Zachary (Zac) Kramer, PsyD

Dr. Zac Kramer is a postdoctoral fellow at Interactive Discovery. He completed his doctoral training in Clinical Psychology at Pacific University’s School of Graduate Psychology and his pre-doctoral internship at North Central Bronx Hospital, where he received advanced training in health psychology and integrated care for patients experiencing severe mental illnesses. He has also trained in inpatient substance use rehabilitation facilities, community mental health clinics, and college counseling centers, where he provided individual psychotherapy, group therapy, and neuropsychological testing to clients across a wide range of backgrounds and clinical presentations.

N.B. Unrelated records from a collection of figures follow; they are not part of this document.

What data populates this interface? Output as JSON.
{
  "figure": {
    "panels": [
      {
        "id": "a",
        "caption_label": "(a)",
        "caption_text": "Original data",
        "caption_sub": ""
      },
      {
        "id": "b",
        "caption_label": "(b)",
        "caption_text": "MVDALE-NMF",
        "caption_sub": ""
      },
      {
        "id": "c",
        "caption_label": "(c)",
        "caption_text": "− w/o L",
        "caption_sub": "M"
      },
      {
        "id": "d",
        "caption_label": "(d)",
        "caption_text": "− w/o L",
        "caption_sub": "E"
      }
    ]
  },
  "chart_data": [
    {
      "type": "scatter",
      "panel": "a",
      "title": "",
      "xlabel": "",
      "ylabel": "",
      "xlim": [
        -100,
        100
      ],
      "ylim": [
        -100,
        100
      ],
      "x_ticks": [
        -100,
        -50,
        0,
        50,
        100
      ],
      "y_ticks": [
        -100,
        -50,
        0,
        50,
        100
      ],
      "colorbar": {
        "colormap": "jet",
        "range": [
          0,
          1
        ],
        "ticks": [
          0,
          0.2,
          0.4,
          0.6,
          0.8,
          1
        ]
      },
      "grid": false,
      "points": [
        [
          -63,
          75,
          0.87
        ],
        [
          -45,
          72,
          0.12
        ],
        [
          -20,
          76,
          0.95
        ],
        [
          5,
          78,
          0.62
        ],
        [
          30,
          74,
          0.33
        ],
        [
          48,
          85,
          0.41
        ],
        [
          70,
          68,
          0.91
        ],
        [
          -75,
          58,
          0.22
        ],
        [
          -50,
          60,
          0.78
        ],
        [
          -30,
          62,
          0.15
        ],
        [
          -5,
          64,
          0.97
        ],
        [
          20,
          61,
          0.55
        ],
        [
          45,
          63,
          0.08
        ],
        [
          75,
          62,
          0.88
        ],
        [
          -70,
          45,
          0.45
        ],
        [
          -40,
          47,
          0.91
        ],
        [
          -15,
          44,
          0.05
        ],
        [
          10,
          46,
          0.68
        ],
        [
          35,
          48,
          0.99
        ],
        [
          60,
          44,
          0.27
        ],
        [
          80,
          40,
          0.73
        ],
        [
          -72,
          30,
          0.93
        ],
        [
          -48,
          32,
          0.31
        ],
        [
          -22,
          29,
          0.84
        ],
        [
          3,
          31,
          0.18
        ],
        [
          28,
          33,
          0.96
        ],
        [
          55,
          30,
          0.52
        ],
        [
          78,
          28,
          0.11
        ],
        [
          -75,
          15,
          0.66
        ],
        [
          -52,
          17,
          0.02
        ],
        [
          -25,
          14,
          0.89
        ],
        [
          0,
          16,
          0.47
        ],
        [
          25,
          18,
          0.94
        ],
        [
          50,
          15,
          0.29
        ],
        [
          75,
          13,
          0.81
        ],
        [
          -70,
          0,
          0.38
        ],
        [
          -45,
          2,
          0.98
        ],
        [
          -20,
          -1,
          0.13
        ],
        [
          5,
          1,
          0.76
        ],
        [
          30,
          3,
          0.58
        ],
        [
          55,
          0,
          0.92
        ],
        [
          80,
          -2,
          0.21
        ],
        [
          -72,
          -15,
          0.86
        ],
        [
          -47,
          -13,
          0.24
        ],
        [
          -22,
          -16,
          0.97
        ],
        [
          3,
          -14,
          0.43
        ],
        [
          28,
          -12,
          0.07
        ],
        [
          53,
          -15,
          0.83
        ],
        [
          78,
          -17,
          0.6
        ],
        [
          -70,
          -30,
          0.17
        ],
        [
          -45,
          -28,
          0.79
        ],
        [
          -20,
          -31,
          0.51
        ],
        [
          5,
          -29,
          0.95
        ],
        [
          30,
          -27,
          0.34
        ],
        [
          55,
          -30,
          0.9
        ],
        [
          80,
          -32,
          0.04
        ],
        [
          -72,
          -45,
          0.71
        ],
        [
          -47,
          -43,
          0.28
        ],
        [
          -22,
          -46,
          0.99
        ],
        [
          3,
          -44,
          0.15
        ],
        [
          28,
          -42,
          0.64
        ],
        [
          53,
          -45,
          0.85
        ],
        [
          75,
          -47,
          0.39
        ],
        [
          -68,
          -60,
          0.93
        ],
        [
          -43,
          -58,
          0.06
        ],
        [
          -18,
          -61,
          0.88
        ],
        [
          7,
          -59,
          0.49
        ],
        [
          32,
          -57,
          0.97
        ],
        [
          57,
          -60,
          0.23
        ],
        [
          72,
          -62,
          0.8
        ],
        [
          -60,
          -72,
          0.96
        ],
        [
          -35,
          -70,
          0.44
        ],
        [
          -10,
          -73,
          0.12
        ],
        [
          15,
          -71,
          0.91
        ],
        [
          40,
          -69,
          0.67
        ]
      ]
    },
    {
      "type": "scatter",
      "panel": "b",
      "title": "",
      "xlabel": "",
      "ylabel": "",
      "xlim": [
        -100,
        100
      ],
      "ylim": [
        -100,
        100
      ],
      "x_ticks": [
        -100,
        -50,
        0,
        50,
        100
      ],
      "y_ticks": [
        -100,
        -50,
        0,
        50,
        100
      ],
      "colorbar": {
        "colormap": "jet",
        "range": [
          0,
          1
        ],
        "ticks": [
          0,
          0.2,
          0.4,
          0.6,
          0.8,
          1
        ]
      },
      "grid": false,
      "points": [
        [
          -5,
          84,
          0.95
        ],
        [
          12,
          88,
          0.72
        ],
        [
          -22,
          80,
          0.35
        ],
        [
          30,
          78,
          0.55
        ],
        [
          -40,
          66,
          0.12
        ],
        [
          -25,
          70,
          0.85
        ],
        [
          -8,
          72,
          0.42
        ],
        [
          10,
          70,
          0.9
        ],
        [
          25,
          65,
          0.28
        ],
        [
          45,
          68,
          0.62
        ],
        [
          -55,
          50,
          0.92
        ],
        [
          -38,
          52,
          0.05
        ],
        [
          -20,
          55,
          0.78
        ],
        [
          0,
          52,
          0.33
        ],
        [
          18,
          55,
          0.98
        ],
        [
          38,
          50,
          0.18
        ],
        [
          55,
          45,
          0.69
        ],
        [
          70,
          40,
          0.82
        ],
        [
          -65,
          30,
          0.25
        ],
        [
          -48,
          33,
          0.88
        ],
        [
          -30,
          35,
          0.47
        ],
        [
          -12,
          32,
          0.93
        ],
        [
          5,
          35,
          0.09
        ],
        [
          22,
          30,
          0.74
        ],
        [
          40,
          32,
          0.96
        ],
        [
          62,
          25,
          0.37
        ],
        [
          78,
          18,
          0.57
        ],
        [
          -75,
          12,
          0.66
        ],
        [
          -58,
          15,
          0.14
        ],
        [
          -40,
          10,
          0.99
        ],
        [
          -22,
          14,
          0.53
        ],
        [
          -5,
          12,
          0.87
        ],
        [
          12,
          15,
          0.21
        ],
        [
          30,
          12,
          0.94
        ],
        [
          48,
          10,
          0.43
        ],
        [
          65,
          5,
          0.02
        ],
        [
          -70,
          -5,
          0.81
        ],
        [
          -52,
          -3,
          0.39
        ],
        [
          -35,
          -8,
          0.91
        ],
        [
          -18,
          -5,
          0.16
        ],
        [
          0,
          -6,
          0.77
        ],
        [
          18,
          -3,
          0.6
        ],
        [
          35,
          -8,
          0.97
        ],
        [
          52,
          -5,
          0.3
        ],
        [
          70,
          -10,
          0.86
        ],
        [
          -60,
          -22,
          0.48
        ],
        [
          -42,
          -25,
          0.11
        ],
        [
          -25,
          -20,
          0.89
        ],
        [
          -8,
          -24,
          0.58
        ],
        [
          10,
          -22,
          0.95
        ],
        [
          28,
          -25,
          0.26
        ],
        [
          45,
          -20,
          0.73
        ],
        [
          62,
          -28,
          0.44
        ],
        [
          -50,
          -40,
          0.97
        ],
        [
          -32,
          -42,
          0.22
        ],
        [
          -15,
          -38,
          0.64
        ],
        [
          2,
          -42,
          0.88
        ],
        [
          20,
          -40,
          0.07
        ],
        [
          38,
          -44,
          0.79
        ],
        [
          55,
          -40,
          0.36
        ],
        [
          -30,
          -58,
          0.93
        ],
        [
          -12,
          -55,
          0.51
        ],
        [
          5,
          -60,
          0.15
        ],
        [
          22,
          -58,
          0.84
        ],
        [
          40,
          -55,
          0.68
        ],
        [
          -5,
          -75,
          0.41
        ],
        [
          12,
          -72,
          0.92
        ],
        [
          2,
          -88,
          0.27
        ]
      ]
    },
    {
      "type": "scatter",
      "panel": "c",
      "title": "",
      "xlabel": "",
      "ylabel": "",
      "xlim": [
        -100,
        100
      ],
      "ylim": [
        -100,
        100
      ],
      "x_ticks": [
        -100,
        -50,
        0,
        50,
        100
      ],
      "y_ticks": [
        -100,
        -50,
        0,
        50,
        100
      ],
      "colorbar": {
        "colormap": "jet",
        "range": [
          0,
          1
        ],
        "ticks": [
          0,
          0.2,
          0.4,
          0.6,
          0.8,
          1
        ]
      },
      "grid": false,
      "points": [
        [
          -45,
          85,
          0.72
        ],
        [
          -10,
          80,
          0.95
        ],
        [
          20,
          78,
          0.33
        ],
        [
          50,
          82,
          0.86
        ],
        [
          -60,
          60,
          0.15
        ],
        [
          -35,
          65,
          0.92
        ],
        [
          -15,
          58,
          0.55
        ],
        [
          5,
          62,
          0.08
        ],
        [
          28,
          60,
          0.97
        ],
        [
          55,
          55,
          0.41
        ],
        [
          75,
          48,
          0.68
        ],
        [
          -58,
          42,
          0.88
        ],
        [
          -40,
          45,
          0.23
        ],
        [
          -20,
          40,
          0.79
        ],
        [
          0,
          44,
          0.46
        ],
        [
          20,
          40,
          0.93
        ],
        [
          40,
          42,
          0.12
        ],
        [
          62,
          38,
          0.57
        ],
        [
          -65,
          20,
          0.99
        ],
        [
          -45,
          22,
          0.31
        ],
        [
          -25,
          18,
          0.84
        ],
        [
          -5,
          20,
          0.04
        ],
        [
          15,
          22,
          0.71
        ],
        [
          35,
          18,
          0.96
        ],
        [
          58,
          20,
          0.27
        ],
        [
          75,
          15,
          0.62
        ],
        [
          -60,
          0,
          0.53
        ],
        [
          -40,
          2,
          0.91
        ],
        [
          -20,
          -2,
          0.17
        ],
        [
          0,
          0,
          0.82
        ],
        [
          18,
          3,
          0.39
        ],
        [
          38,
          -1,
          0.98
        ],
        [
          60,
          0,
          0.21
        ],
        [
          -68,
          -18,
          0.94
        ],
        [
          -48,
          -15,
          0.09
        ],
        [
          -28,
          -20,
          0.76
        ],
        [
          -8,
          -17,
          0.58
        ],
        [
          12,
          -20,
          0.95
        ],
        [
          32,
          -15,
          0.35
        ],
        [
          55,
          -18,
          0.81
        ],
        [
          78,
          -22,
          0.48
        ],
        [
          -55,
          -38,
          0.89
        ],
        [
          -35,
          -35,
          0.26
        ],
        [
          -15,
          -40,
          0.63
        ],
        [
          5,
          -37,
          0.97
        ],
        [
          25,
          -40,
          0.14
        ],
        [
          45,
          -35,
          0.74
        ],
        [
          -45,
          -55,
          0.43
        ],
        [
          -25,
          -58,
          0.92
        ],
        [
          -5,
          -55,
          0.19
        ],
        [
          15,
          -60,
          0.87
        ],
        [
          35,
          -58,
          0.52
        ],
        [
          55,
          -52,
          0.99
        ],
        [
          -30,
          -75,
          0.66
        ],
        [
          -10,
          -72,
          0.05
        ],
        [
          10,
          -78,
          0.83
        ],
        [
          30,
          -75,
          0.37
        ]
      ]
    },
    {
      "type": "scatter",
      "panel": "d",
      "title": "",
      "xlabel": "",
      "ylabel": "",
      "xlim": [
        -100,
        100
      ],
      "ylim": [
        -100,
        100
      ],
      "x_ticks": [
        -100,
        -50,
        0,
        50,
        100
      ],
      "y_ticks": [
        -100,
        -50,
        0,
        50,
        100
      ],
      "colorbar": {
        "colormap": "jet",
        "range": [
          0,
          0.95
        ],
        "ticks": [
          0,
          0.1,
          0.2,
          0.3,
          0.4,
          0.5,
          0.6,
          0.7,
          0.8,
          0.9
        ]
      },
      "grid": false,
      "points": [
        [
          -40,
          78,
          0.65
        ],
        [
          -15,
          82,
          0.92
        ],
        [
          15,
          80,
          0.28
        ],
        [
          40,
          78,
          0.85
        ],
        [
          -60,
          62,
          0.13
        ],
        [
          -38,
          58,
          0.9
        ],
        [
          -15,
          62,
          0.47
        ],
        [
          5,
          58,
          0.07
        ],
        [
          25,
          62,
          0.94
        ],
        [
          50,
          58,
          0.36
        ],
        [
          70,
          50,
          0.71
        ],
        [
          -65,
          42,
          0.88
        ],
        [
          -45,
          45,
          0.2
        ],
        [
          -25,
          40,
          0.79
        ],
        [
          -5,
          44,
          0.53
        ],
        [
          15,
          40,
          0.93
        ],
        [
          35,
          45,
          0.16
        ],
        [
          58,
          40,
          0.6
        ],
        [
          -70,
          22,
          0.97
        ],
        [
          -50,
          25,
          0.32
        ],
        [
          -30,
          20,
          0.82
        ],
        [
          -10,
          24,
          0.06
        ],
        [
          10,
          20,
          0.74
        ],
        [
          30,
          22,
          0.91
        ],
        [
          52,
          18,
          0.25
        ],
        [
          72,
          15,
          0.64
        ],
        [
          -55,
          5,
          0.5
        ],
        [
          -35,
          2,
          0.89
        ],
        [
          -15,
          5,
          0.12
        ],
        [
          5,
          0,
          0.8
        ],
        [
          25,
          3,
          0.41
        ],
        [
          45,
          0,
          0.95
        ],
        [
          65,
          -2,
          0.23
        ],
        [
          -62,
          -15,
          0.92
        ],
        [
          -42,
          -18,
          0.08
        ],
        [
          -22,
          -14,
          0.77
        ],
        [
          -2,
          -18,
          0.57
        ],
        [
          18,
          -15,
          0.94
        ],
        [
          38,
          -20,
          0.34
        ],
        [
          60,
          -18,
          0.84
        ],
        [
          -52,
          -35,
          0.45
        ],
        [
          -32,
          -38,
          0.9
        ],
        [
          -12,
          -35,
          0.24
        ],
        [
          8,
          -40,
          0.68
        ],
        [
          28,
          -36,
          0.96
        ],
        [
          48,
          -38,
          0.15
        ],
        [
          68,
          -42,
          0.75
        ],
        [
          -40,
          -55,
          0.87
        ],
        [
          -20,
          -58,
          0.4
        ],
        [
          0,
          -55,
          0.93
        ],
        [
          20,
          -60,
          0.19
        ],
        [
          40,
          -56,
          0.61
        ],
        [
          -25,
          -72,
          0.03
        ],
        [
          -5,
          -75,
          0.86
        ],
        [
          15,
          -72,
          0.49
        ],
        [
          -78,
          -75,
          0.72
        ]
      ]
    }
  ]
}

Dr. Kramer works with children, teens, and adults and brings years of experience working with trauma, depression, anxiety, substance use, attachment wounds, interpersonal difficulties, and challenges related to identity and life direction. While he works with clients of all genders, he has a particular passion for working with boys, men, and masculinity—including the ways in which gender expectations and hypermasculinity can silently shape a person’s emotional life, relationships, and sense of self. His doctoral research explored the negative impact of hypermasculinity on men’s mental health and how mindfulness can help men cultivate greater authenticity and emotional freedom.

Dr. Kramer’s therapeutic approach is grounded in psychodynamic and relational frameworks and is complemented by training in Acceptance & Commitment Therapy (ACT) and other mindfulness-based modalities. His integrative style supports clients in developing lasting self-insight, overcoming limiting self-narratives, and shifting longstanding interpersonal patterns. Mindfulness is not simply a clinical tool for Dr. Kramer—it is a lived practice. He has spent time living in Zen monasteries, and this commitment to contemplative practice has shaped the quality of presence he brings into the room. His mindfulness training, combined with his background in health psychology, informs a holistic, whole-person approach to care—one that honors the ways physical health, somatic experience, and emotional wellbeing are inseparable. Dr. Kramer is committed to providing care that is LGBTQ+-affirming, anti-racist, trauma-informed, and culturally responsive. He strives always to create space for clients to explore their identities with openness and without judgment.

At the heart of his work is the belief that learning to face our pain is ultimately more fulfilling than running from it—that healing begins when we become willing to turn toward what we have long pushed away.